Within the room, the silence was punctuated by the soft sound of someone breathing. Caius turned his head to the side as far as he was able, which was not very far considering the violent protest of pain that sang through his muscles. Even in the dim moonlight that came through that blessed window, Caius was able to make out a familiar head of messy brown hair. Echo’s chest rose and fell with steady breaths; she was asleep. Her heroics had probably exhausted her as much as they had him. A blanket was tucked up under her chin, held close in a white-knuckled grip. She was curled in on herself, and her limbs twitched under the covers. An unintelligible noise escaped her lips. Caius couldn’t understand the words she spoke in her slumber, but he didn’t need to. Her distress was clear enough. She was in the thrall of some nightmare, held captive by her own desperate need for rest.
He tried to speak her name, to call out to her, but his voice was little more than a suggestion of a whisper. The metallic taste of blood lingered at the back of his throat. He’d screamed himself hoarse enough to make himself bleed. There was a glass of water on the nightstand, but the thought of reaching for it and holding it steady enough to drink from was laughable. Despite his body’s vociferous protests, Caius rolled onto his side, his muscles spasming in pain. An alarm clock also sat on the nightstand; with one clumsy hand, he knocked it over, the little bell on top clattering as the clock hit the floor.
Echo awoke with a start. She pushed away the blankets, untangling herself from her cocoon in a blind panic. Her gaze darted around the room, looking for the source of the noise. When her eyes alighted on Caius, his hand still dangling limply off the edge of the bed, she froze.
“Wake up,” he managed to croak.
It took Echo a few moments to gather her wits. Caius watched as she shook off the remnants of her dream like a fly-stung horse. She attempted to sort out the tangle of her hair but gave up after a few aborted strokes of her fingers through it.

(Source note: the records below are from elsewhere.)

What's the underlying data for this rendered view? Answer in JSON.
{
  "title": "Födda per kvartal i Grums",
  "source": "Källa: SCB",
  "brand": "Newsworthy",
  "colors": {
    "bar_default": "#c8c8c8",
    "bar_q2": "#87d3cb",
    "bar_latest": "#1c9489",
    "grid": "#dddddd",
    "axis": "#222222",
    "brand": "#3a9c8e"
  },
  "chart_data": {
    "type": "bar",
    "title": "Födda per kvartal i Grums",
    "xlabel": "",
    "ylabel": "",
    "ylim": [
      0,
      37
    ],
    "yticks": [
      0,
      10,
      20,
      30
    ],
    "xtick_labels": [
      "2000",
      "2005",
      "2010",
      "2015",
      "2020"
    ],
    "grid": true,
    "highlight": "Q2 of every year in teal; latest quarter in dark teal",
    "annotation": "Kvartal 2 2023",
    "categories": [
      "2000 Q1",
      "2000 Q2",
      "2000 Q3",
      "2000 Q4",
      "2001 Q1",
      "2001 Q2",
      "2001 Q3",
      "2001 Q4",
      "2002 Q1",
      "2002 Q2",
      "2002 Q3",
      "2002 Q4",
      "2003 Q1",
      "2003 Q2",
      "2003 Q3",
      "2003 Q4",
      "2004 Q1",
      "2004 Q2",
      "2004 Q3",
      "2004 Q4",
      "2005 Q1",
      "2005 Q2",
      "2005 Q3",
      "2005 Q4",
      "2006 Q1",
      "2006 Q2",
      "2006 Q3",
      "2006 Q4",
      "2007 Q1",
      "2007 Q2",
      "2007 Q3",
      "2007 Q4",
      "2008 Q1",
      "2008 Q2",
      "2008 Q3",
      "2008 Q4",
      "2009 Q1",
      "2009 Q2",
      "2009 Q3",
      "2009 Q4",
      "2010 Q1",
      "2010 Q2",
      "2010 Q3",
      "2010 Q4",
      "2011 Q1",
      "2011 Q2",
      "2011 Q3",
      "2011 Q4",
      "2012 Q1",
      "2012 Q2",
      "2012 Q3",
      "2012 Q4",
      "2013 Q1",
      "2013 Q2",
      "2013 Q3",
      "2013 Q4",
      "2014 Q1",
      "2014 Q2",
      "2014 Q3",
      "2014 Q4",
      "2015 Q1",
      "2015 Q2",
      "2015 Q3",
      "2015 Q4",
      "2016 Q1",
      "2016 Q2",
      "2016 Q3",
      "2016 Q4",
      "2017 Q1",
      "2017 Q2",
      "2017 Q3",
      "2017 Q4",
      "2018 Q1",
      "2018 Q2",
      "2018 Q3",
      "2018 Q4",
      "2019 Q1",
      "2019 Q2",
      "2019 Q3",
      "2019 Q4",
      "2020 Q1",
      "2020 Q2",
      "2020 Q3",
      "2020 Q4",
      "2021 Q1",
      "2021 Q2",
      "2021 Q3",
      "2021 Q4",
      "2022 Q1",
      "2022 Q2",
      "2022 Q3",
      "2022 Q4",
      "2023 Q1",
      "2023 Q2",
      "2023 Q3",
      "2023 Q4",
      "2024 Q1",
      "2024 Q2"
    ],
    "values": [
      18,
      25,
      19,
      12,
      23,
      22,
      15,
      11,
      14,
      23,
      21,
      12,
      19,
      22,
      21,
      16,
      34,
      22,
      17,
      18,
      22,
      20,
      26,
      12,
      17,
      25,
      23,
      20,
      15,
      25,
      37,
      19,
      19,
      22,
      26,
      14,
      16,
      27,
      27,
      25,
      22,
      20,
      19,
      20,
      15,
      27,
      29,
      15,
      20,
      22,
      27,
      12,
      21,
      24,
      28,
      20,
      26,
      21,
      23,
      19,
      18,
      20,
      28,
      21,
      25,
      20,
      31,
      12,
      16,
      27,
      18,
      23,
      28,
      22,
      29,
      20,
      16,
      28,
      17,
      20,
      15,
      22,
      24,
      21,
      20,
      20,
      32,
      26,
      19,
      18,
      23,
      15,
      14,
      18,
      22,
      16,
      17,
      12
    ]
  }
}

It seemed to dawn on her that Caius being conscious was nothing short of a minor miracle. Echo got to her feet and approached his bed slowly, as though wary of spooking him.
Caius attempted to sit up—to greet her while horizontal seemed astonishingly rude considering he owed her his life—but his head barely made it an inch off the pillow before he collapsed, driven back to the mattress by a racking cough and a wave of pain. Echo hurried to him, taking the glass of water from his bedside table and holding it to his lips. Caius felt ridiculous, like a helpless child, but the moment the water touched his dry lips, the relief was great enough to wash away his feelings of inadequacy.
Echo brushed hair off his forehead, her skin cool against his. He desperately wanted to pretend that he hadn’t arched into it like a touch-starved cat, but he had. Shameful, he thought, not feeling an ounce of shame.
“Are you all right?” Echo’s voice was a welcome change to the silence. He’d heard it in his head countless times during his captivity, but now he was appalled that he had ever mistaken those fever dreams for anything but. There was a roundness to her voice, a softness, that no hallucination could replicate. This was real. She was real.
He had to try twice before the words came out, but eventually he managed to say, “I’m fine.”
Echo frowned. “You don’t look fine.”
Now that his throat had been marginally soothed, words came easier to Caius, even if they did scratch on the way out. “Couldn’t even let me have that small lie to spare my dignity?”